The Shyft Group, Inc. (NASDAQ:SHYF) Q2 2023 Earnings Call Transcript

Jon Douyard: Yes. I think Dan made the comments and a TV update. I think the fee we’ve been in field testing now — the vehicle has performed very well. The customer feedback from the broader team as well as the drivers has been fantastic and so we’re really pleased with the progress that we’ve made there, and we’ll continue to execute those types of field tests and demos with customers going forward. I think as you look at where we are from a production standpoint, our expectation is that we’ll have capacity for up to 1,500 as we get into next year, which will continue to ramp as we get into 2025. And so certainly, we’ll see an acceleration of production and delivery expectations as we move forward.

Q –Mike Shlisky: Okay. I’ll leave it there. Thanks for the time guys.

Operator: Next question is from Matt Koranda of Roth MKM.

Matt Koranda: As it relates to the guidance, we talked about revenue already and how much is coming out of FES. And maybe just moving over to adjusted EBITDA. We cut about $35 million at the midpoint, maybe to speak to how much is coming from FBS and is it a similar dynamic and then just put a finer tent to actions that were taken this year to cut cost?

Daryl Adams: Yes. I think as you look at it, I think it’s more heavily weighted towards the FES business, but primarily related to the volume decline, as we’ve talked about. When you look at some of the cost actions that we’ve taken, we talked about 25, roughly a 25% reduction in headcount through the first half of the year, which will continue to flex and adjust as necessary to manage the second half, we’ve also been managing discretionary programs. I think key for us is to protect the BlueArc investment as we are confident in what that will return here in the future. And so we’ve been able to manage other investments from whether it’s in IT, marketing, go through the functions. And so those are the 2 biggest pieces. And we’ll continue to look at other items as we get into the second half of the year, but those are the key actions.

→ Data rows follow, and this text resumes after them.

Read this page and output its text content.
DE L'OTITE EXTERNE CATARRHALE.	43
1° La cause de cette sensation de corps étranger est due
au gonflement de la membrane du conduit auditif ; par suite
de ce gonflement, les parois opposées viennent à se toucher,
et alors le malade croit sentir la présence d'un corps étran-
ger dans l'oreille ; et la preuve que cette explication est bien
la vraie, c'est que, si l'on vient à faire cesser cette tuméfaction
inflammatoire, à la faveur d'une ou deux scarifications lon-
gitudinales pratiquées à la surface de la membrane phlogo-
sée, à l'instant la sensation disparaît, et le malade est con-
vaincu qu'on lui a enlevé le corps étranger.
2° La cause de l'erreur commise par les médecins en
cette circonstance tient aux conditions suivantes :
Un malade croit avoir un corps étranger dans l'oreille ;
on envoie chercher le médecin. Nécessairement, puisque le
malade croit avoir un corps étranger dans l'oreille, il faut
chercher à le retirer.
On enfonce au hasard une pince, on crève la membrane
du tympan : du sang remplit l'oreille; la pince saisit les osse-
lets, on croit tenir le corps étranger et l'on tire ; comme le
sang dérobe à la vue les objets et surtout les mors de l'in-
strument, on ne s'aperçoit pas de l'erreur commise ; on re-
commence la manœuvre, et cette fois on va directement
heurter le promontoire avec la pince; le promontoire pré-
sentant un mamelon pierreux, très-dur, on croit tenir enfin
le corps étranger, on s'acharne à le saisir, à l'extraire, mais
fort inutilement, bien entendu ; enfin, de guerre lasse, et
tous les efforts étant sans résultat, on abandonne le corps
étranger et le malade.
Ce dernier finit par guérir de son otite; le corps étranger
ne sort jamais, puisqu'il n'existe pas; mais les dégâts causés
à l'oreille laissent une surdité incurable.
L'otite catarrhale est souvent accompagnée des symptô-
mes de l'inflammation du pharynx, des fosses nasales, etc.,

There hasn’t necessarily been any facility consolidation or anything like that. I think the one, the additional thing that we are doing is looking to leverage the facility and footprint capacity that we have by transferring products, which I talked about earlier as well.

Matt Koranda: Got it. Makes sense. So I guess, firing off that, how should we think about the cadence of EBITDA margins in the back half of the year for both FPS and SP margins come down a bit from here to FPS margins improve at all? Just a little bit more color here would be helpful.

Daryl Adams: Yes. I mean I would expect, as you think about sort of the quarterly profile, I would expect the second half of the year to be relatively balanced. I think when you look at it from a margin perspective, you probably see a step down in SP off their record highs in the quarter. And I would say FES continues to operate where they are with some of the volume pressures that we have in the second half of the year, offset by the productivity actions that we’re looking to drive.

Matt Koranda: Got it. That’s helpful. Maybe just one more for me. On the backlog, any line of sight into when demand improves? I know we kind of talked about it a little bit dependent on package volumes. But do we expect more cancellations in the next few quarters? Or do you think we’ve seen the worst of cancellations and deferrals in 2Q.